Ni les chrétiens, ni les musulmans ne partagent nécessairement les croyances détaillées ci-dessus. Bien des croyants dans les deux traditions défendent la liberté d’expression et celle de la presse. En effet, dans un sondage récent, plus de 90% des Egyptiens et Iraniens ont déclaré qu’ils incluraient la liberté d’expression dans toute nouvelle constitution. Beaucoup de croyants trouvent les moyens de concilier la théorie scientifique de l’évolution avec la foi en Dieu, n’estimant pas nécessaire de croire que le monde ait été créé tout à coup il y a seulement 6000 ans. Certains penseurs musulmans médiévaux affirment que le monde avait existé de toute éternité, et d’autres parlent de cycles de centaines de milliers ou de millions d’années. Des poètes mystiques musulmane décrivent une humanité traversant les âges du minéral, du végétal et de l’animal. Les fondamentalistes islamiques d’aujourd’hui ont tenté de réduire cette grande tradition, faite de diversité.
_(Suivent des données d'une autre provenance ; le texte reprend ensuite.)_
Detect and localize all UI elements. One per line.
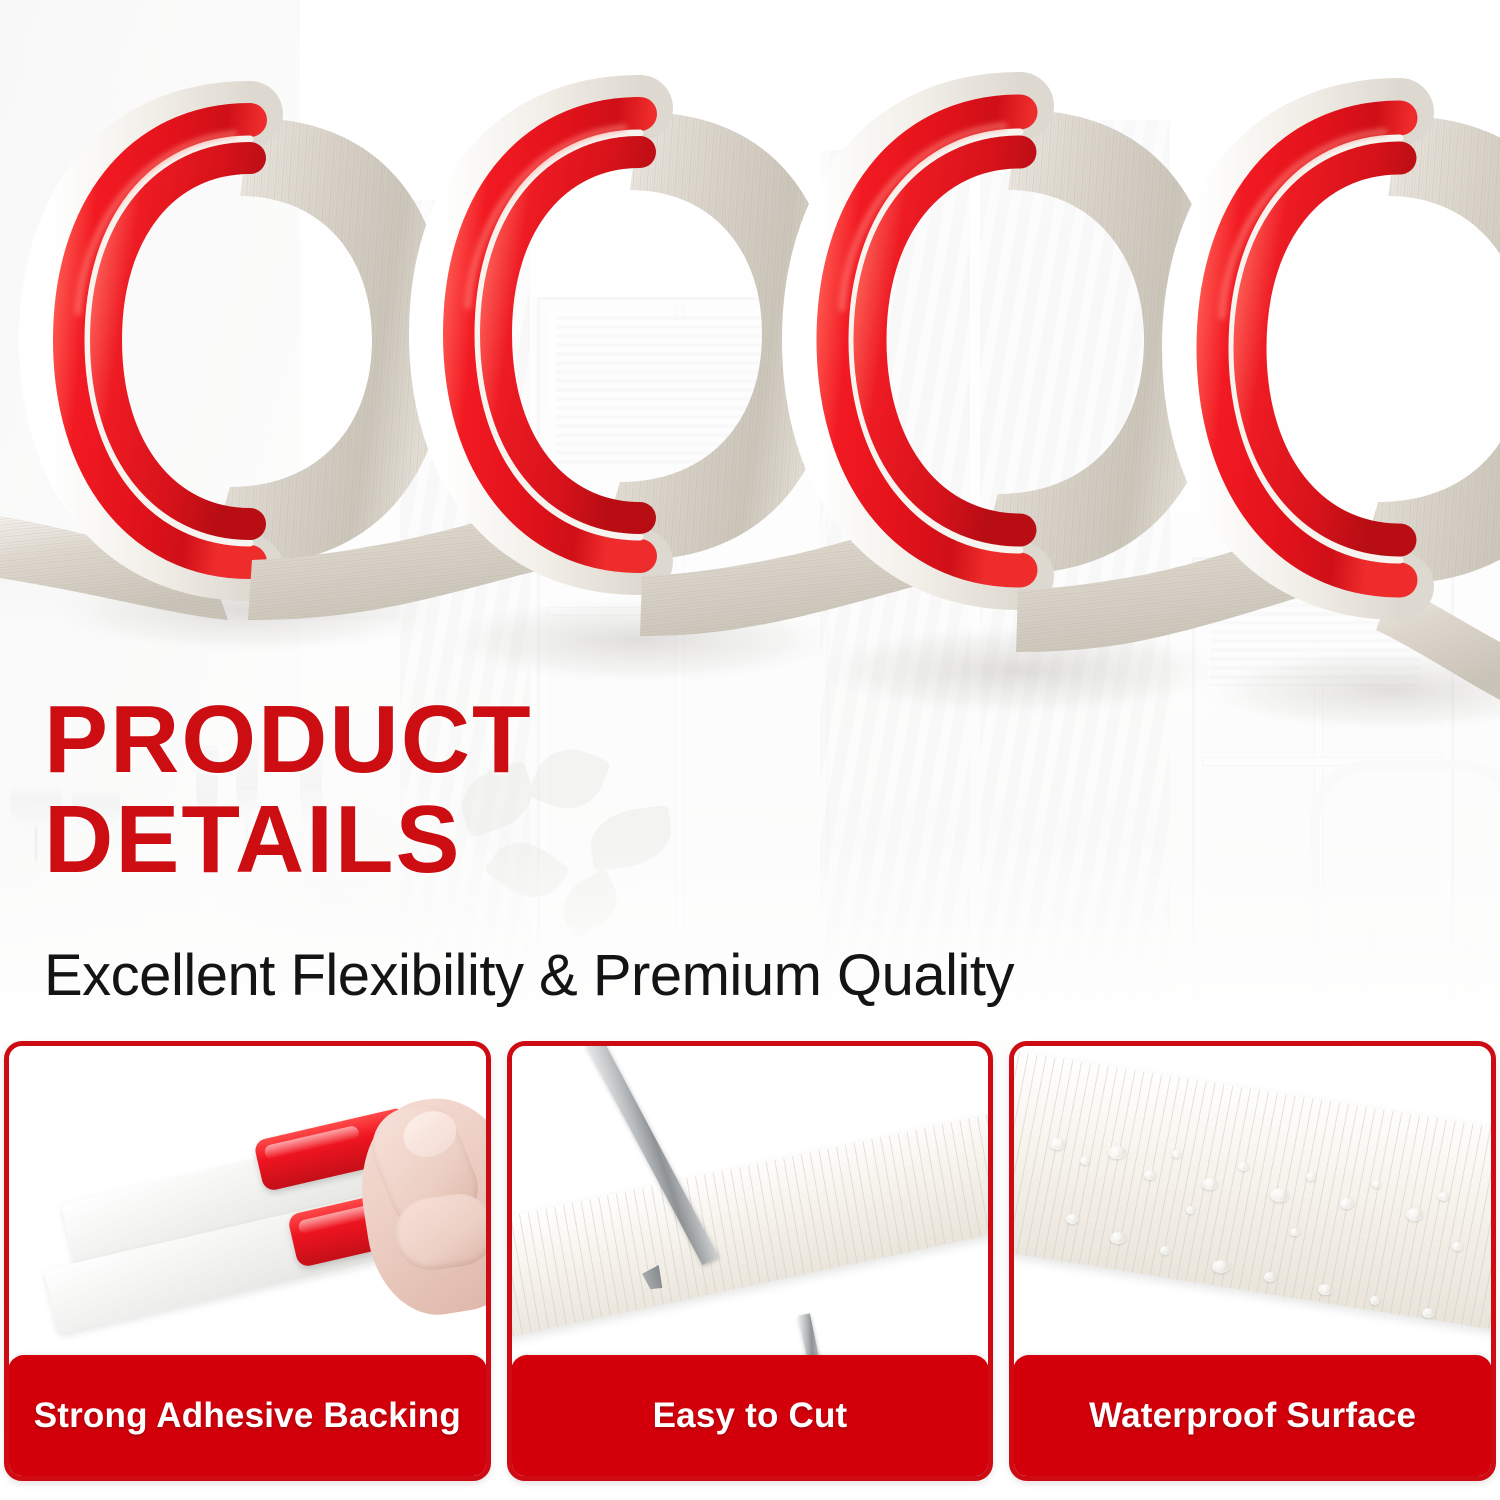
feature-photo-cut <box>512 1046 989 1358</box>
feature-caption-text: Easy to Cut <box>653 1396 848 1436</box>
feature-card-list: Strong Adhesive Backing Easy to Cut <box>0 1041 1500 1481</box>
page-title: PRODUCT DETAILS <box>44 690 1244 890</box>
feature-card-cut[interactable]: Easy to Cut <box>507 1041 994 1481</box>
feature-photo-adhesive <box>9 1046 486 1358</box>
feature-card-waterproof[interactable]: Waterproof Surface <box>1009 1041 1496 1481</box>
feature-caption-bar-adhesive: Strong Adhesive Backing <box>8 1355 487 1477</box>
feature-photo-waterproof <box>1014 1046 1491 1358</box>
coil-illustration <box>0 0 1500 760</box>
feature-caption-bar-waterproof: Waterproof Surface <box>1013 1355 1492 1477</box>
coil-loop-1 <box>0 114 448 620</box>
scissor-blade-lower <box>798 1313 822 1358</box>
product-detail-infographic: PRODUCT DETAILS Excellent Flexibility & … <box>0 0 1500 1500</box>
page-subtitle: Excellent Flexibility & Premium Quality <box>44 940 1014 1012</box>
feature-caption-text: Waterproof Surface <box>1089 1396 1416 1436</box>
banding-strip <box>1014 1046 1491 1337</box>
page-title-line-1: PRODUCT <box>44 690 1244 790</box>
feature-caption-bar-cut: Easy to Cut <box>511 1355 990 1477</box>
hero-edge-banding-coil <box>0 0 1500 760</box>
feature-card-adhesive[interactable]: Strong Adhesive Backing <box>4 1041 491 1481</box>
page-title-line-2: DETAILS <box>44 790 1244 890</box>
banding-strip <box>512 1105 989 1341</box>
feature-caption-text: Strong Adhesive Backing <box>34 1396 461 1436</box>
La tradition juridique islamique classique autorisait généralement - en fronçant les sourcils - la contraception et l’avortement, et l’opposition entière à ces pratiques est le plus souvent le fait de la pensée fondamentaliste moderne. Nombre de croyants dans l’islam et le christianisme verraient le fait d’associer Dieu à des décisions gouvernementales ou à un parti politique comme un excès inacceptable. En ce qui concerne le réchauffement de la planète, les théologies environnementalistes, dans laquelle les chrétiens et les musulmans seréfèrent aux Écritures dans la lutte contre le réchauffement de la planète, gagnent en influence dans les deux cultures.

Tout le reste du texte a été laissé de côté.